Evan Masseau ’11 captured an impressionistic view from behind one of our iconic Adirondack chairs, long-since magicked away for the winter months by Middlebury’s grounds maintenance, and preserved memories of warmer weather in bright daubs of paint.

A piece by Amy Doucette ’12 features an ocean speckled with white froth that undulates by a set of golden steps, transforming seas of concrete into a lovely otherworld. When asked what it was like to take a class with Butler, the art major mentioned an anecdote from when she was facing a creative roadblock.
“One day, Jim was just like, ‘Amy, why don’t you just go [lie] down on the pavement and see what it feels like,’” Doucette said. Butler’s unconventional style of teaching and the students’ final products demonstrate how he clearly inspired the students to open their perspectives and discover a new awareness of place.
The set that possessed the most unique style was Ilsa Shea ’11’s landscape, rendered first in paper, tape, white spray paint, gesso and white-out and then textured cream oils — a seemingly angular fragmentation of a world in cream that actually achieves a staggeringly precise rendition of the front architecture of the Johnson building and its staircase.

Of her different approach, Shea said, “I wanted to create a landscape with minimal information … define space and volumes through shifts in textures and densities of white.” Her process produced a distinctively mature work of art, in effect, stripping the view of a landscape down to its fundamental lines through building up various “hues of white” and mastering minimalism while capturing the entirety of a place.

Butler’s students dove into the solemn, grand genre of Ansel Adams and made it fun. Their landscape representations boast an obvious atmosphere of playfulness and could, on some level, be labeled as pop art, daringly and laughingly dressing realism in sassy neon. Their works also dispel fears of stasis and boredom in landscape drawings; the pieces swirled, danced, jarred and asserted movement in even the most solid of structures, buildings, trees and earth.

The scenes fit Johnson’s pit space in a clever way. With their graffiti-like aesthetic, they convey an appearance of skillful guerilla art that could be painted on the walls of subway stations in New York City — colorful, feisty expressions that would make an underground commuter smile and bring light and life to a gritty, dark space. Even though many works portray the campus’s natural beauty with swaths of plants and trees, their presentation has a distinctly urban feel, stimulated by the unnatural colors and exaggerated lushness of textures and patterns and the contrast of the flora with the sharp lines of building architecture.

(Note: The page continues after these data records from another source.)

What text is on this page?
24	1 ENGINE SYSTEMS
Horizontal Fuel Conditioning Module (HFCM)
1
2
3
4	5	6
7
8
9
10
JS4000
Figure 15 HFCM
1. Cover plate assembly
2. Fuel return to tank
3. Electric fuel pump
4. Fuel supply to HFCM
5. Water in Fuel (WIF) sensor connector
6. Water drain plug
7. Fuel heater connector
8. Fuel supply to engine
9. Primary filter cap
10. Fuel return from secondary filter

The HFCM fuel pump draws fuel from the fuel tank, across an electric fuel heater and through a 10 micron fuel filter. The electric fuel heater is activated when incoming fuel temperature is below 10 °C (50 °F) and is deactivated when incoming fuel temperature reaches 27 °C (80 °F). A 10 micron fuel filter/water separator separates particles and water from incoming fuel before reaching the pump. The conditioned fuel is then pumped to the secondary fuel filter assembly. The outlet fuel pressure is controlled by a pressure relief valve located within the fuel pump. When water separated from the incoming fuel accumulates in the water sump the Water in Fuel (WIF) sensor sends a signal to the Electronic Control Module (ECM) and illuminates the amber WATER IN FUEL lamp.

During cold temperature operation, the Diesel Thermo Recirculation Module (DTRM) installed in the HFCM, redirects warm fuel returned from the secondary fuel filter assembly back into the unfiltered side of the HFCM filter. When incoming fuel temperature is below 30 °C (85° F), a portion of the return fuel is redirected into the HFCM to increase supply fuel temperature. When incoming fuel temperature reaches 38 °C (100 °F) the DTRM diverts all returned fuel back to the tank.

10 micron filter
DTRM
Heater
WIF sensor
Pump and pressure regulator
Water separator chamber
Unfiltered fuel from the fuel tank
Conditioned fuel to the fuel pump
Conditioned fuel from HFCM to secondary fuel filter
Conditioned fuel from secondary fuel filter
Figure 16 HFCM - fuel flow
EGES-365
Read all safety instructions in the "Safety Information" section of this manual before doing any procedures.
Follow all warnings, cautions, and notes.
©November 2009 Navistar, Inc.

The most hilarious work that I believe ties this exhibit to the uniquely “Middlebury experience” was Tasha Woodworth ’11’s ode to the College’s infamous, bizarrely outgoing and gregarious squirrel population. One blue and one pink squirrel peer out from a butter-cream-yellow and cotton-candy-pink background with dark eyes straight from the real world that glimmer uncomfortably with just a little too much intelligence.